In this study, the ab1 files obtained from Sanger sequencing (forward and reverse) were used to perform sequence assembly and analysis. For this, the Staden Package software (version 2.0b10) was used, which consists of two programs: Pregap4 and Gap4. Pregap4 was responsible for quality analysis and data preparation, while Gap4 performed assembly, verification, read pair analysis, contig editing, and confidence calculation of the consensus sequence. BLASTn was used to identify possible homologs (Babesia bovis and B. bigemina).

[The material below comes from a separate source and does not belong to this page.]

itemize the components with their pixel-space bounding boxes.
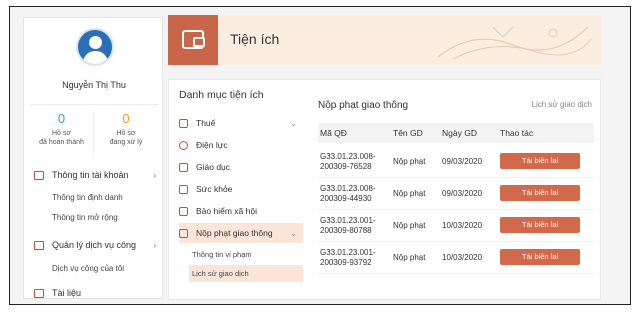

Sequence-based sequencing of the 18S gene of B. bigemina, using the oligonucleotides For: PIRO A (5’–TACCCAATCCTGACACACAGGG–3’) y PIRO B (5’–TTAAATACACGAATGCCCCCCCAAC–3’), which obtained a band of approximately 393 bp, revealed the nucleotic distribution of a strain designated as 4623Ba.bi_GIR-E, of B. bigemina. The product yielded a sequence of 369 bp (>H230420-007_C05_46_Oligo1.ab1) and 371 bp (>H230420-007_I07_46_Oligo2.ab1). B. bigemina was isolated from the peripheral blood of infected crossbred cattle, positive for Giemsa smear, PCR-RFLP and qRT-PCR, from the Municipality of Girón in the Province of Azuay, Ecuador, located at greather than 2,000 meters above sea level, which shares high homology, greather than 98 %, with several sequences of B. bigemina reported in Ecuador, Latin American Countries such as Colombia, Brazil, revealing possible origins of the pathogen and, with the sequences of B. bigemina published isolated in extra-continental latitudes, thus corroborating the genomic stability of the parasite.